Chart 3: Changes in real GDP (2010 = 100)

The positive impact of economic growth in Hungary can be perceived in a wide range of households, in view of the fact that the rise in output was accompanied by an increase in real wages. The increase in net wages was also supported by the reduction in labour taxes. As a result of the government’s family supporting measures, the rise in earnings was particularly high in the case of the employees with children. Between 2009 and 2015, in the case of families with two children and two wage-earners, the rise in the purchasing power of net wages exceeded 40 percent in Hungary, being more than twice as high as the rise in Belgian wages, which recorded the highest growth index among the Benelux states (Chart 4).

Chart 4: Changes in the net average wage between 2009 and 2015 (based on PPS)

One of the key achievements of post-2010 economic policy was the rise in employment. Low employment curbed the performance of the Hungarian economy already before the onset of the crisis. The employment rate was low by European standards, and it also substantially fell short of the values observed in the Benelux states (Chart 5). Until 2010, labour taxes were characterised by a high tax burden and progressivity, which encouraged concealment of income and made the creation of jobs with high value added more expensive.

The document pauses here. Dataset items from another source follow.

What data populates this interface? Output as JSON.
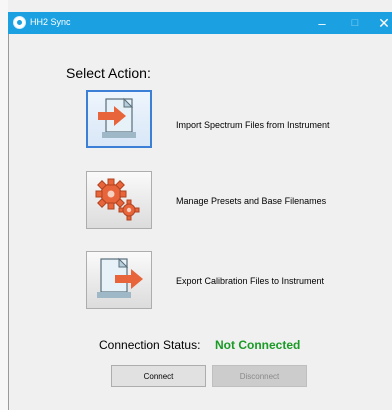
{
  "window": {
    "title": "HH2 Sync",
    "controls": {
      "minimize": "–",
      "maximize": "□",
      "close": "✕"
    }
  },
  "main": {
    "heading": "Select Action:",
    "actions": [
      {
        "label": "Import Spectrum Files from Instrument",
        "icon": "import-file-icon",
        "selected": true
      },
      {
        "label": "Manage Presets and Base Filenames",
        "icon": "gears-icon",
        "selected": false
      },
      {
        "label": "Export Calibration Files to Instrument",
        "icon": "export-file-icon",
        "selected": false
      }
    ]
  },
  "status": {
    "label": "Connection Status:",
    "value": "Not Connected",
    "value_color": "#1a9a26"
  },
  "buttons": {
    "connect_label": "Connect",
    "disconnect_label": "Disconnect",
    "disconnect_enabled": false
  },
  "colors": {
    "titlebar": "#1ba1e2",
    "selected_border": "#3c7fd6",
    "arrow": "#e8643a"
  }
}
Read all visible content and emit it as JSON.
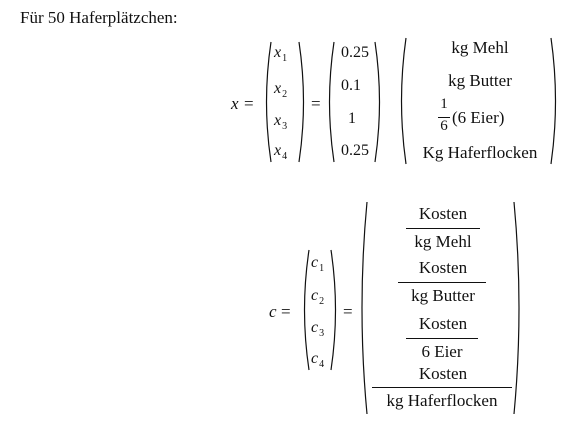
{
  "heading": "Für 50 Haferplätzchen:",
  "x_equation": {
    "lhs": "x",
    "equals": "=",
    "vector": [
      {
        "base": "x",
        "sub": "1"
      },
      {
        "base": "x",
        "sub": "2"
      },
      {
        "base": "x",
        "sub": "3"
      },
      {
        "base": "x",
        "sub": "4"
      }
    ],
    "values": [
      "0.25",
      "0.1",
      "1",
      "0.25"
    ],
    "units": {
      "u1": "kg Mehl",
      "u2": "kg Butter",
      "u3_num": "1",
      "u3_den": "6",
      "u3_text": "(6 Eier)",
      "u4": "Kg Haferflocken"
    }
  },
  "c_equation": {
    "lhs": "c",
    "equals": "=",
    "vector": [
      {
        "base": "c",
        "sub": "1"
      },
      {
        "base": "c",
        "sub": "2"
      },
      {
        "base": "c",
        "sub": "3"
      },
      {
        "base": "c",
        "sub": "4"
      }
    ],
    "fractions": [
      {
        "num": "Kosten",
        "den": "kg Mehl"
      },
      {
        "num": "Kosten",
        "den": "kg Butter"
      },
      {
        "num": "Kosten",
        "den": "6 Eier"
      },
      {
        "num": "Kosten",
        "den": "kg Haferflocken"
      }
    ]
  }
}
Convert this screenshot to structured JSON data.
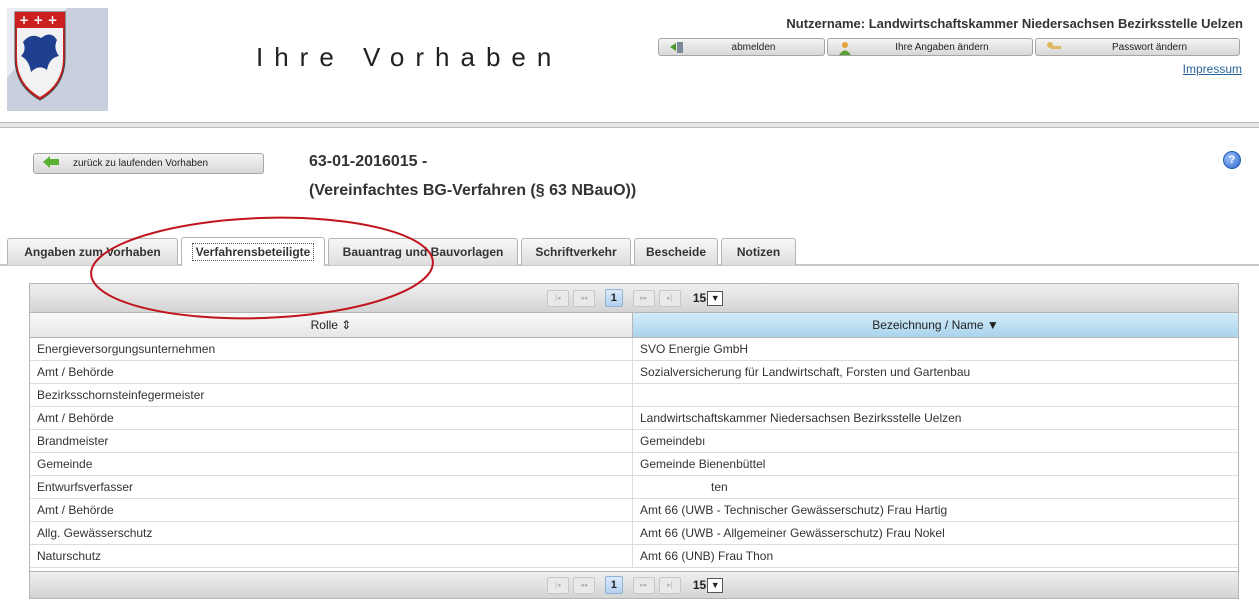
{
  "header": {
    "title": "Ihre Vorhaben",
    "user_label": "Nutzername: Landwirtschaftskammer Niedersachsen Bezirksstelle Uelzen",
    "logout_label": "abmelden",
    "edit_profile_label": "Ihre Angaben ändern",
    "change_password_label": "Passwort ändern",
    "impressum_label": "Impressum"
  },
  "project": {
    "back_label": "zurück zu laufenden Vorhaben",
    "id": "63-01-2016015 -",
    "type": "(Vereinfachtes BG-Verfahren (§ 63 NBauO))",
    "help": "?"
  },
  "tabs": [
    {
      "label": "Angaben zum Vorhaben"
    },
    {
      "label": "Verfahrensbeteiligte",
      "active": true
    },
    {
      "label": "Bauantrag und Bauvorlagen"
    },
    {
      "label": "Schriftverkehr"
    },
    {
      "label": "Bescheide"
    },
    {
      "label": "Notizen"
    }
  ],
  "pager": {
    "first": "|◂",
    "prev": "◂◂",
    "page": "1",
    "next": "▸▸",
    "last": "▸|",
    "page_size": "15",
    "dropdown": "▼"
  },
  "table": {
    "columns": [
      "Rolle ⇕",
      "Bezeichnung / Name ▼"
    ],
    "rows": [
      [
        "Energieversorgungsunternehmen",
        "SVO Energie GmbH"
      ],
      [
        "Amt / Behörde",
        "Sozialversicherung für Landwirtschaft, Forsten und Gartenbau"
      ],
      [
        "Bezirksschornsteinfegermeister",
        ""
      ],
      [
        "Amt / Behörde",
        "Landwirtschaftskammer Niedersachsen Bezirksstelle Uelzen"
      ],
      [
        "Brandmeister",
        "Gemeindebı"
      ],
      [
        "Gemeinde",
        "Gemeinde Bienenbüttel"
      ],
      [
        "Entwurfsverfasser",
        "ten"
      ],
      [
        "Amt / Behörde",
        "Amt 66 (UWB - Technischer Gewässerschutz) Frau Hartig"
      ],
      [
        "Allg. Gewässerschutz",
        "Amt 66 (UWB - Allgemeiner Gewässerschutz) Frau Nokel"
      ],
      [
        "Naturschutz",
        "Amt 66 (UNB) Frau Thon"
      ]
    ]
  },
  "colors": {
    "accent": "#2a6496",
    "annotation": "#c0141e",
    "header_sort_bg": "#a9d3ec"
  }
}
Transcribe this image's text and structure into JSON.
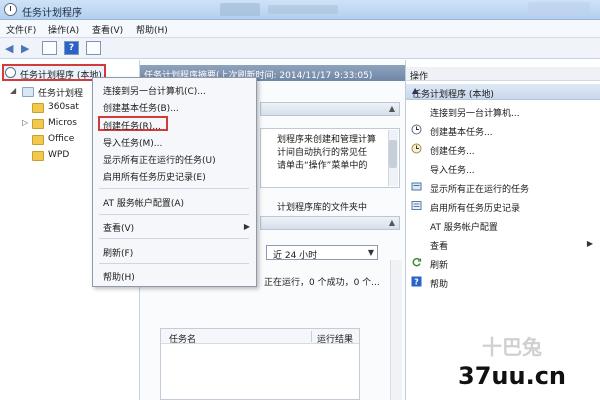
{
  "window": {
    "title": "任务计划程序"
  },
  "menubar": {
    "items": [
      "文件(F)",
      "操作(A)",
      "查看(V)",
      "帮助(H)"
    ]
  },
  "tree": {
    "root": "任务计划程序 (本地)",
    "library": "任务计划程",
    "folders": [
      "360sat",
      "Micros",
      "Office",
      "WPD"
    ]
  },
  "center": {
    "header": "任务计划程序摘要(上次刷新时间: 2014/11/17 9:33:05)",
    "desc_lines": [
      "划程序来创建和管理计算",
      "计间自动执行的常见任",
      "请单击“操作”菜单中的"
    ],
    "section_line": "计划程序库的文件夹中",
    "period": "近 24 小时",
    "status": "正在运行，0 个成功，0 个...",
    "table": {
      "col_name": "任务名",
      "col_result": "运行结果"
    }
  },
  "context_menu": {
    "items": [
      "连接到另一台计算机(C)...",
      "创建基本任务(B)...",
      "创建任务(R)...",
      "导入任务(M)...",
      "显示所有正在运行的任务(U)",
      "启用所有任务历史记录(E)",
      "AT 服务帐户配置(A)",
      "查看(V)",
      "刷新(F)",
      "帮助(H)"
    ]
  },
  "actions": {
    "title": "操作",
    "group": "任务计划程序 (本地)",
    "items": [
      {
        "label": "连接到另一台计算机...",
        "icon": "connect-icon"
      },
      {
        "label": "创建基本任务...",
        "icon": "basic-task-icon"
      },
      {
        "label": "创建任务...",
        "icon": "task-icon"
      },
      {
        "label": "导入任务...",
        "icon": "import-icon"
      },
      {
        "label": "显示所有正在运行的任务",
        "icon": "running-icon"
      },
      {
        "label": "启用所有任务历史记录",
        "icon": "history-icon"
      },
      {
        "label": "AT 服务帐户配置",
        "icon": "account-icon"
      },
      {
        "label": "查看",
        "icon": "view-icon"
      },
      {
        "label": "刷新",
        "icon": "refresh-icon"
      },
      {
        "label": "帮助",
        "icon": "help-icon"
      }
    ]
  },
  "watermark": {
    "site": "37uu.cn",
    "logo": "十巴兔"
  },
  "colors": {
    "highlight": "#d23b3b",
    "accent": "#2a62c9"
  }
}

From 2010, the reform of the tax regime and the introduction of the flat rate personal income tax were key elements among the measures aimed to boost employment. The reform of the social system – which, in the past, was unsuitable for the stimulation of labour force participation – (e.g. tightening the control of disability pension, restricting retirement before the pensionable age and early retirement pension, shortening the duration of the unemployment benefit), also increased the supply of labour. Between 2010 and 2017, the number of people in employment rose from 3.7 million to 4.4 million, and thus Hungary’s lag behind the Benelux states disappeared in respect of the labour market indices.

Chart 5: Changes in the employment rate (15-64 years)

Favourable Hungarian labour market trends are also reflected in the unemployment data. From 2013 onwards, the number of unemployed persons declined sharply in Hungary, and at present the unemployment rate is even lower than the values characterising the Benelux states (Chart 6). It is a positive development that Hungary also managed to reduce the unemployment of groups of low labour market activity materially. While in the Benelux states, apart from the Netherlands, the unemployment rate of juvenile workers fluctuates around 20 percent since 2010, Hungary managed to push down this indicator from around 25 percent, recorded at the beginning of the decade, gradually close to 10 percent.

Chart 6: Changes in the unemployment rate (15-64 years)

The comparison of the development path of the Hungarian economy and the economies of the Benelux states is a good illustration of the results achieved by the economic policy pursued after 2010. In addition to achieving and maintaining macro-financial balance, the development of the Hungarian economy approximated the developed European economies. However, the difference is still large. The improvement in the quality of human resources, the raising of the productivity of domestic enterprises and the strengthening of internal financing can be achieved only gradually, which requires longer time. However, the achievements to date serve as a good basis for continued convergence in the coming years.